1765-07-03, de Nicolas Claude Thieriot à Voltaire [François Marie Arouet].

Il y a dixhuit mois, mon très illustre et très tendre ami, que je cours après mon bien et ma santé.
Je me suis sauvé entièremt des griffes de mon banqueroutier. Il s'agissoit de quatre cent livres de rentes viagères, ce qui est chôse considérable dans un nécessaire borné comme le mien; mais ce qui me touche plus que cette délivrance est celle de mon asthme sec et convulsif, car de passer des nuits dans un fauteuil, ou à une fenêtre sans respirer, est pis que la sciagura d'essere senza coglioni. Je respire donc pour exciter votre indulgente amitié pour un malheureux et vieux infirme qui vous renouvelle ses sentiments d'attachement et de reconnoissance sitôt qu'il est libre de corps et d'esprit.

Je me trouvai il y a quelques jours à table dans un pareil épanchement vis à vis M. d'Açarq qui me dit le sujet de sa lettre et me demanda si je pouvois lui faire espérer qu'elle seroit bien reçeüe. Je me chargeai de vous la transmettre, et il me l'aporta deux jours après avec touts ses ouvrages que je ne connoissois que par les Journaux.

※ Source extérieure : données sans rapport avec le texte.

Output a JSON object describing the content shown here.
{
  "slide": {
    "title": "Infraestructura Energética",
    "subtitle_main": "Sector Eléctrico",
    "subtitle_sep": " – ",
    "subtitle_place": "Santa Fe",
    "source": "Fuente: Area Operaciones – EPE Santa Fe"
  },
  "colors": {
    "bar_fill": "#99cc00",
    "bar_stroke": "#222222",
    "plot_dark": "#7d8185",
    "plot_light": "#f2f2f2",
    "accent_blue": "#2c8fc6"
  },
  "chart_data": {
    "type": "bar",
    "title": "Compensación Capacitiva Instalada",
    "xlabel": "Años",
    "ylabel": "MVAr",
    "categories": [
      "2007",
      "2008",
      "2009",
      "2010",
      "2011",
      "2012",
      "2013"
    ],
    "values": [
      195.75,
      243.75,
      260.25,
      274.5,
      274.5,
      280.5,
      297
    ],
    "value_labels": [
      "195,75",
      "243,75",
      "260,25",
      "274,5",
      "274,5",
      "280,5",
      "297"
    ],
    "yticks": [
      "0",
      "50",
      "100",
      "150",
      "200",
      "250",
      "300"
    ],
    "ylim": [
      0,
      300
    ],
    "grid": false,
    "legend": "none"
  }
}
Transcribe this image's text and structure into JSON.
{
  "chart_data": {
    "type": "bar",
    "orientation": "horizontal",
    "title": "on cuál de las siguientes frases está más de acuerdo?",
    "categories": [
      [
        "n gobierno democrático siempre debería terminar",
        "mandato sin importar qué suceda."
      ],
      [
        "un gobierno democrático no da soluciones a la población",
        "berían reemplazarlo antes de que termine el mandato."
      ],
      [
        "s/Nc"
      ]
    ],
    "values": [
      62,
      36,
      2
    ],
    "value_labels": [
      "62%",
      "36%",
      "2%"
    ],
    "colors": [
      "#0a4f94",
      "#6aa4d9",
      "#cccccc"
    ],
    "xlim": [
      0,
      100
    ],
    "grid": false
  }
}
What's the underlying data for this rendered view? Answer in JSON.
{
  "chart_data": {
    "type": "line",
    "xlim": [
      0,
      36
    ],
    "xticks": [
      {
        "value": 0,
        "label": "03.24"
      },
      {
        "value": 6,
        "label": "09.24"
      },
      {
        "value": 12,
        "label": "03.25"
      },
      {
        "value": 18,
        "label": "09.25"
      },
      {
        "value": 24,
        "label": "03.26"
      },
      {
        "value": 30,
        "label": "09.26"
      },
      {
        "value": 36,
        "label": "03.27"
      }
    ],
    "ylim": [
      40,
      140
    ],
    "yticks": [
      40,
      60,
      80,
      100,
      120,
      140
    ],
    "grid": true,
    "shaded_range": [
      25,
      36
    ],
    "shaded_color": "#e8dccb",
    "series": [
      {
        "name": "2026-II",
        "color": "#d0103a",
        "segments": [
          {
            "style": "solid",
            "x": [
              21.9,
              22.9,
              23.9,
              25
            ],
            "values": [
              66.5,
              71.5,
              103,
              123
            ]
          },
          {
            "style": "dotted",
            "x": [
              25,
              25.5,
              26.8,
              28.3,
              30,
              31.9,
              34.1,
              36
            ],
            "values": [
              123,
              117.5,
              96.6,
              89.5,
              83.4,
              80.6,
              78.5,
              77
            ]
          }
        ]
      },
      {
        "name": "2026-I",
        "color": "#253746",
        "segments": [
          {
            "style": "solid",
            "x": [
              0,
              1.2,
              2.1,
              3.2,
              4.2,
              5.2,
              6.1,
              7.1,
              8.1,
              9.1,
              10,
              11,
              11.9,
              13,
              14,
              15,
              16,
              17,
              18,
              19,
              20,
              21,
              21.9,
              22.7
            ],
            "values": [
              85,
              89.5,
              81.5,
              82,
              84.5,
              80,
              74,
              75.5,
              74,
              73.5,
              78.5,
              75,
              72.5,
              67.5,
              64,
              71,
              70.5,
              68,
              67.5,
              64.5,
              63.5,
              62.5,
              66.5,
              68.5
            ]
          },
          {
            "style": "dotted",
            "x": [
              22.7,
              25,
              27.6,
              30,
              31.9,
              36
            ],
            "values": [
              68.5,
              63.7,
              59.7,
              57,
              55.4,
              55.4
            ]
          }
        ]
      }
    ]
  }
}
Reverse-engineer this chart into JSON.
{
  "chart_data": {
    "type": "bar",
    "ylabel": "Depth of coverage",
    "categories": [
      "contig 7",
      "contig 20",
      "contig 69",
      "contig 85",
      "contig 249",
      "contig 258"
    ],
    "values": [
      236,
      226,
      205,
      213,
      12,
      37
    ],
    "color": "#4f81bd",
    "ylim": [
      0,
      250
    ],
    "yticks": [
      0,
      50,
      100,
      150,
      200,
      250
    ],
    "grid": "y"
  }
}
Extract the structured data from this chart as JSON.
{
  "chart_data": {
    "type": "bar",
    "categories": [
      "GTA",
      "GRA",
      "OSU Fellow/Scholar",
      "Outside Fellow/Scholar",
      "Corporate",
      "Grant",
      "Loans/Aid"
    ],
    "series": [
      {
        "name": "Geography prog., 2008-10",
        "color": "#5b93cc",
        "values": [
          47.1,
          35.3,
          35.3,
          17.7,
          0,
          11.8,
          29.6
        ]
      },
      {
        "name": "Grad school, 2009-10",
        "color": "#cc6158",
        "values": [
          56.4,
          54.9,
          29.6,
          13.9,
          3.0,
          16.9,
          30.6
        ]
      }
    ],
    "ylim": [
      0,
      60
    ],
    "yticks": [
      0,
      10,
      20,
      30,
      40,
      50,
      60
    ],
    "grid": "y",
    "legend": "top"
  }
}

Il paroit que les Jansenistes n'ayant plus de Jesuites à combatre se tournent contre les Philosophes. Ils viennent de répondre à l'excellent ouvrage sur la destruction des Jesuites en France; mais ils n'ont ny le stile, ny la Dialectique des Ecrivains de Portroyal, et ils révoltent leurs Lecteurs par leur présomption, leurs Injures et leur mauvais sens. Ils font annoncer leurs critiques sur le Dictionaire Philosophique portatif et sur la Philosophie de l'histoire à qui on accorde la première place parmi les livres les plus distingués en ce genre. Cet excellent et admirable ouvrage si rempli de connoissances des Origines, des Religions, des Moeurs et des coutumes des Peuples et des Nations fait voir évidement que le Discours de M. Bossuet sur l'hist. universelle n'est qu'une production de belle Eloquence fort bornée, dont il n'avoit qu'effleuré quelques morçeaux sans enchainement et sans conséquence, et qui ne remplit ni nos attentes, ni nos recherches. De plus cette Philosophie de l'histoire fait bien mieux que l'Esprit des Loix connoitre l'histoire de l'humanité, et je la trouve traittée avec tant de mesure et de sagesse que si l'auteur y étoit forcé comme le fut célèbre Montesquieu il en pouroit faire très facilement une deffense aussi belle et aussi forte tout au moins que celle de l'Esprit des Loix. C'est ce dont j'ai été singulièrement frapé dans tout le cours de cet ingénieux et savant écrit.

Vous avés veu avec quelle chaleur je m'intéressois pour Damilaville. Il vous inspirera bien vite cette même inclination quand vous le verrés. La passion qu'il a toujours eu de vous voir et qui n'a fait que croître me persuade que son mal n'est pas considérable et qu'il en sera bientôt guéri. Il y a longtems que je vous ai dit,

Scribé tui gregis hunc, et fortem crede bonumque.

Faites vous aporter je vous prie le 2e tome de l'Esprit des Loix. Lisés les Chapitres 17 et 18 du 26e Liv. Rapellés vous l'Edit du Roi. Il me paroit dressé sur ces deux Chap. Si ma découverte est juste, je sais gré à M. l'Averdi d'en faire son profit, et j'en admire davantage M. de Montesquieu. Vale.